収録されている、もう一つの「ミケルの庭」の方が好きだった。
人の苦しみは、本人が無視して、存在しないと決め付けても、消すことはできない。ふとしたきっかけで人をコントロールしてしまうが、そこから生まれた結果が、本人を幸せにするわけじゃない。
浅ましい感情を無視すれば、そのうちそれが消えるんじゃないかと思うのはよくわかる。なかなか良い短編だった。

読み終わったので、帯つきの新品に近い状態で買取を頼んだら、引き取ってもらえなかった。なぜ。人気作品のようなので、在庫もたくさんあるのだろうか。

らぶ・ちょっぷ! 1~2巻/森生まさみ(花とゆめcomics) 

February 14 [Sat], 2009, 11:34
疲れた時の横っ面に、ビタンと叩きつけてほしい1冊。

癒しロボットの「まめ」が、飼い主の生徒会長や、学校の変わり者たちと関わっていく日常が描かれている。まめはマイナスな感情はプログラムされていなく、常に明るい。生徒たちにはそれぞれ秘密や苦悩があるが、悪人キャラは登場しなく、ほわんとした雰囲気が続く。なので、おそらくあらすじを読んだだけでは手に取らなかったと思う。

女子の制服にニーソやタイツを合わせて、キャラごとに違う着こなしをさせてるのが、かわいい。
彼氏ほしさに頑張りまくる女の子が、コンタクトをなくしてめがねになった途端にトーンダウンしてしまったり。女の子の表情も、笑顔や泣き顔にいろんな感情が出ていて、はっとすることがあった。この漫画の女の子は、ただ笑ってる時と、心底うれしい時の顔が全然違う。こういうのってやっぱり、漫画だからこそできる見せ方だな、と思った。

少女漫画だけど、この雰囲気は夜中のテレ東のアニメっぽいかもしれない。
きっぱり解決されてない部分ものこして2巻で終わってしまったのがちょっと残念だ。

恋語り―緋風の蝶―/青目京子(X文庫ホワイトハート) 

February 14 [Sat], 2009, 11:05
「恋語り」シリーズの1作目。順序が前後したが、3作目が面白かったので、購入してみた。
妖怪が出没する、中世の日本っぽい世界が舞台。主人公は貴族の姫だが、ずっと綺麗な衣装を着ているわけではない。

ヒロインの人生最大の悩みが失恋、というような話を読みたいわけじゃないので、過酷な展開は大歓迎だが、それでも驚くくらいにヒロインが酷い目に合っている。
少女向けとかライトノベルというと、ヒロインにはこれ以上のことは起きない、という垣根があると思うのだが、それが低い。十二国記の陽子よりも、取り返しのつかない仕打ちを受けている。とっくにやられていても不思議じゃないのに、性的には無事なところが、少女向けといえばそうなのだけど。

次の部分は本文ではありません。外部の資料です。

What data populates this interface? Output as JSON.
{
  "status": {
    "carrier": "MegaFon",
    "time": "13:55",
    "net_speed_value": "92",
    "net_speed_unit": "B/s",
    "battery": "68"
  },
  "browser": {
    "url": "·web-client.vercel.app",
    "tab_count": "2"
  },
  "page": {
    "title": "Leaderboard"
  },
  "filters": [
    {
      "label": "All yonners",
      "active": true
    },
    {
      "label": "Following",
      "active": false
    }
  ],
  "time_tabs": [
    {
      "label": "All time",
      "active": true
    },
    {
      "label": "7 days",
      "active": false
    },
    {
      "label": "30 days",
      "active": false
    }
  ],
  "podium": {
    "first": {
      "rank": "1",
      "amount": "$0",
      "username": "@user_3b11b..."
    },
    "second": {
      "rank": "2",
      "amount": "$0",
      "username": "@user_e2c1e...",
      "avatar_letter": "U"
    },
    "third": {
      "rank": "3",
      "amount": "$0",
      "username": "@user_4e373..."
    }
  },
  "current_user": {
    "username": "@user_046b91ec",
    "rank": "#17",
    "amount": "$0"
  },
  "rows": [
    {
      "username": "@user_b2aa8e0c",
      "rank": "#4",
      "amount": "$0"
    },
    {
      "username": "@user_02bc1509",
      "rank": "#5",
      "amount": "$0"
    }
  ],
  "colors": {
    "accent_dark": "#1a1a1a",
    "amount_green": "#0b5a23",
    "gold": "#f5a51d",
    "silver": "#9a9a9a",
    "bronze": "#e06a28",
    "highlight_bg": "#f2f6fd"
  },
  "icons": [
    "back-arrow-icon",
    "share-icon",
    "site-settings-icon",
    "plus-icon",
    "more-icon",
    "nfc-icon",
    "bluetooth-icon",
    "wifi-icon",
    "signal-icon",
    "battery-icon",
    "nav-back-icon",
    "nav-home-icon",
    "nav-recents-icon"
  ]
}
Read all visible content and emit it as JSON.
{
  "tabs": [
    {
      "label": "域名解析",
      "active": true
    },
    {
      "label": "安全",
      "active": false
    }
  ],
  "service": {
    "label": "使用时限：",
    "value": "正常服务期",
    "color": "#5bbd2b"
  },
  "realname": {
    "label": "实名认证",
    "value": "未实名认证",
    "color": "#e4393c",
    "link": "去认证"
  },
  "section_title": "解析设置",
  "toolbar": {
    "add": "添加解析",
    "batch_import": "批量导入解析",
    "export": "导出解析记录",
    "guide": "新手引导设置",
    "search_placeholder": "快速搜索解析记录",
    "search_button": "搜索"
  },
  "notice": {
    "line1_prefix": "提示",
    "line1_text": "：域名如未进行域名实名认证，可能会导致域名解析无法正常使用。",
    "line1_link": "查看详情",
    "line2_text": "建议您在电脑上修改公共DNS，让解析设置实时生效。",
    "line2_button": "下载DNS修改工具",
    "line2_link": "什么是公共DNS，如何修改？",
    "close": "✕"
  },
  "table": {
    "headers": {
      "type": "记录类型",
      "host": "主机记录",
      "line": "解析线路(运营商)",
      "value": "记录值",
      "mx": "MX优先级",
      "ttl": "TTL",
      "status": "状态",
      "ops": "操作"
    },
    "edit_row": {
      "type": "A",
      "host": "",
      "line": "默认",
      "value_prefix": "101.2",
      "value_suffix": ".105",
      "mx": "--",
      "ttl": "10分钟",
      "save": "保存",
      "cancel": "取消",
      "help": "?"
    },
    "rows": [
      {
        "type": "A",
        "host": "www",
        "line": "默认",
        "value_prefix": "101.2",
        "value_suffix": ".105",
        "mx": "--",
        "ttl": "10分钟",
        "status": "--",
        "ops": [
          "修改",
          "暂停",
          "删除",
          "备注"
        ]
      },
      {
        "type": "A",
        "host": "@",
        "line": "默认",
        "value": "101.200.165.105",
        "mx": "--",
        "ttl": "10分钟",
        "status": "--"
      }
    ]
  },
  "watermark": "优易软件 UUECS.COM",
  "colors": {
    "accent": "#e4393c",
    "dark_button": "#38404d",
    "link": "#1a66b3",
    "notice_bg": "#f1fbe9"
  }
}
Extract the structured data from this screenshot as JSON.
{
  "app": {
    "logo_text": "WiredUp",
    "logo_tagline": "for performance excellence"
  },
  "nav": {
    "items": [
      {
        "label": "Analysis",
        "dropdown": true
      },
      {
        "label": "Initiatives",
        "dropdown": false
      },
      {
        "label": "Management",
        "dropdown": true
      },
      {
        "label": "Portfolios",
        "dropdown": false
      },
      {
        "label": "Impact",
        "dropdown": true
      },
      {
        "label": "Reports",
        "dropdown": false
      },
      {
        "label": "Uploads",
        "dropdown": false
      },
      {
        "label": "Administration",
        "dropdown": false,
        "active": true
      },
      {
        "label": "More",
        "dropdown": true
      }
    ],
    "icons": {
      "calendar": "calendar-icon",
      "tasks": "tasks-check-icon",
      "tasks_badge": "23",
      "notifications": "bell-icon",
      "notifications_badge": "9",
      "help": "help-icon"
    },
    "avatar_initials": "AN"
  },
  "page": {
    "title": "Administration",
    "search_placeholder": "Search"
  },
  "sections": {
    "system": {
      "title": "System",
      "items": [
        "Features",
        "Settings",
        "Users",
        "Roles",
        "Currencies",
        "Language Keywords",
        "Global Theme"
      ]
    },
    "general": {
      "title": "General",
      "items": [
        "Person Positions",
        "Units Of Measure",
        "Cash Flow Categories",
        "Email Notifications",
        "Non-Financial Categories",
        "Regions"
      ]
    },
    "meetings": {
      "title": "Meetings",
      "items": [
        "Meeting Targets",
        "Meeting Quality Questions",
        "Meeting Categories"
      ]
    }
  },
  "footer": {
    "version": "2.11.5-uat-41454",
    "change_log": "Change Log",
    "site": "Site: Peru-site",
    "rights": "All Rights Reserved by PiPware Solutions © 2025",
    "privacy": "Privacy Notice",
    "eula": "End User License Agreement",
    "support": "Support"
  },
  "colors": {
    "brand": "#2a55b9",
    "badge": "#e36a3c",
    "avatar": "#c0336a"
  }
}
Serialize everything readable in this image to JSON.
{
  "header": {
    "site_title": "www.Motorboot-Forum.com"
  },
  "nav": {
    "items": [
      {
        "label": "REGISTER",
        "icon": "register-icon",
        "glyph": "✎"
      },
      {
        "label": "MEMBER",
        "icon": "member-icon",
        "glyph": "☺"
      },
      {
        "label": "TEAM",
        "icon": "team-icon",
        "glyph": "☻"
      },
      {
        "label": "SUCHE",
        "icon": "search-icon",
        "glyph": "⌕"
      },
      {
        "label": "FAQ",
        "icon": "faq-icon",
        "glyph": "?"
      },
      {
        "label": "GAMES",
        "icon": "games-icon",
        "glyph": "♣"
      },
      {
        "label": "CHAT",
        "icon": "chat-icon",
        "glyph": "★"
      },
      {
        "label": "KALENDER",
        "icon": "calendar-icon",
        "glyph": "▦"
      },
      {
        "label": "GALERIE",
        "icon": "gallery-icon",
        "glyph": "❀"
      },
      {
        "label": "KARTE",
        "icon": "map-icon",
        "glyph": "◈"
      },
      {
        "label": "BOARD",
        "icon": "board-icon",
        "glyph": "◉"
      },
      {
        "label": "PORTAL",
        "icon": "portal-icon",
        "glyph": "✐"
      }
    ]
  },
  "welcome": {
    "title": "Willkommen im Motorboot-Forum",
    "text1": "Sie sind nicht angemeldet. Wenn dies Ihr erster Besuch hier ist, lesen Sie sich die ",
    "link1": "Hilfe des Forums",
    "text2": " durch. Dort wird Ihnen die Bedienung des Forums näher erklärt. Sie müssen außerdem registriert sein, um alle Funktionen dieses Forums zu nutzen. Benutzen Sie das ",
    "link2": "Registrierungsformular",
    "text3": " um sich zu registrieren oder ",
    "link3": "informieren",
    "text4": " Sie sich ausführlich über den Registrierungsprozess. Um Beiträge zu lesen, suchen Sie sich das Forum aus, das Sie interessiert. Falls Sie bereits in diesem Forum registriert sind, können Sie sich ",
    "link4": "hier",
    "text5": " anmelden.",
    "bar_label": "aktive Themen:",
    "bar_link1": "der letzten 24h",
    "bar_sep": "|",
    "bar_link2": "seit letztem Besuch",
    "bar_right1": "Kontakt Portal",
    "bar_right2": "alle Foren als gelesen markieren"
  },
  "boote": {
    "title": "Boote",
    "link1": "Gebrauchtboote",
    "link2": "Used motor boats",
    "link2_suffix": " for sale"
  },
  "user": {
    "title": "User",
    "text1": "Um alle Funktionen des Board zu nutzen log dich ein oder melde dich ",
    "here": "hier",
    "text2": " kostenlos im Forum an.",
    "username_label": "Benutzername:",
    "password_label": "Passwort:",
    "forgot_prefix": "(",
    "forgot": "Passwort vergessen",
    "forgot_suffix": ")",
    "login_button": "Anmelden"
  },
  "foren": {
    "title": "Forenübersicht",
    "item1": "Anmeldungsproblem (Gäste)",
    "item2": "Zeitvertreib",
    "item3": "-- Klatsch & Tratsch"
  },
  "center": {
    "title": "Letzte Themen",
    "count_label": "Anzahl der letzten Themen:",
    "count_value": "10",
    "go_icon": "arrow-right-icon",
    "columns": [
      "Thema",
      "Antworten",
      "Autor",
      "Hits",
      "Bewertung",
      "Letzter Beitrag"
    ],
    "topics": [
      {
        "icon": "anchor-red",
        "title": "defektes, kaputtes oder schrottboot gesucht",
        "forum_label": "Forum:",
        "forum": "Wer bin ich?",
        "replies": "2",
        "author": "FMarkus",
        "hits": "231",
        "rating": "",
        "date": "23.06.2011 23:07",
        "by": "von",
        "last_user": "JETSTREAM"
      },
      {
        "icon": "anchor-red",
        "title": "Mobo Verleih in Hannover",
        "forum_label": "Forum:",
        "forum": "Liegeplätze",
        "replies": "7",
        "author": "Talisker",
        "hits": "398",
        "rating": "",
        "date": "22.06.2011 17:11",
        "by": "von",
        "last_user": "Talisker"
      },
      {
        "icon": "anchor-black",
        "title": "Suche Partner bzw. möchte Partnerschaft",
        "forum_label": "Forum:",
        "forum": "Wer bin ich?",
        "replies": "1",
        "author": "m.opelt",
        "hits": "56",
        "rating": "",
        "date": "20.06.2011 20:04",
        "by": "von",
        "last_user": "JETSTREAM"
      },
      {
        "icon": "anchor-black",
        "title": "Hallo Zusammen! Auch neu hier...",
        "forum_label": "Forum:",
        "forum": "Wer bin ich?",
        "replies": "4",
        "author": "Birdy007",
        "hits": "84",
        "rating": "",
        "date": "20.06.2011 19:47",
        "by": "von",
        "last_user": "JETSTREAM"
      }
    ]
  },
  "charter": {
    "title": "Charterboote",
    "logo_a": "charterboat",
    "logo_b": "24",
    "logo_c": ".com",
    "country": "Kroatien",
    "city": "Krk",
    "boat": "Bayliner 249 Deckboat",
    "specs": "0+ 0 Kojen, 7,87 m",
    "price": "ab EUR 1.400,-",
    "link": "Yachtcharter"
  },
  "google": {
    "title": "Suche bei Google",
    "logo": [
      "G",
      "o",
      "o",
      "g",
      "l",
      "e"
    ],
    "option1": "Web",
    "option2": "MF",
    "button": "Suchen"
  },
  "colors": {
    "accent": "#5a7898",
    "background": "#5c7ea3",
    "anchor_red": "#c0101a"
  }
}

気になったのは、宮廷に関することが、あまり詳しく書かれていない点だ。
主人公・早子をかくまった武士の左近は、体制に反発した貴族達との集まりを頻繁に持っている。早子は話し合いには加わらないものの、彼等にかわいがられて、「打ち解けている」とある。その貴族達には、名前や個性の描写がされていないので、どういう位の人間達が立ち回っていくのかがわからなかった。せめて、貴族達のうち、一人くらいの名前くらいは知りたかった。綾白が焼きごてを押される発端となった言葉も、そのものを書いて欲しかった。

虫は苦手だが、この作品に出てくる玉虫はひたむきで、泣ける。
虫がきっかけで恋をして、虫に導かれて進む。その、背中を押されるような雰囲気のままラストに突き進むので、読後感がすごく良かった。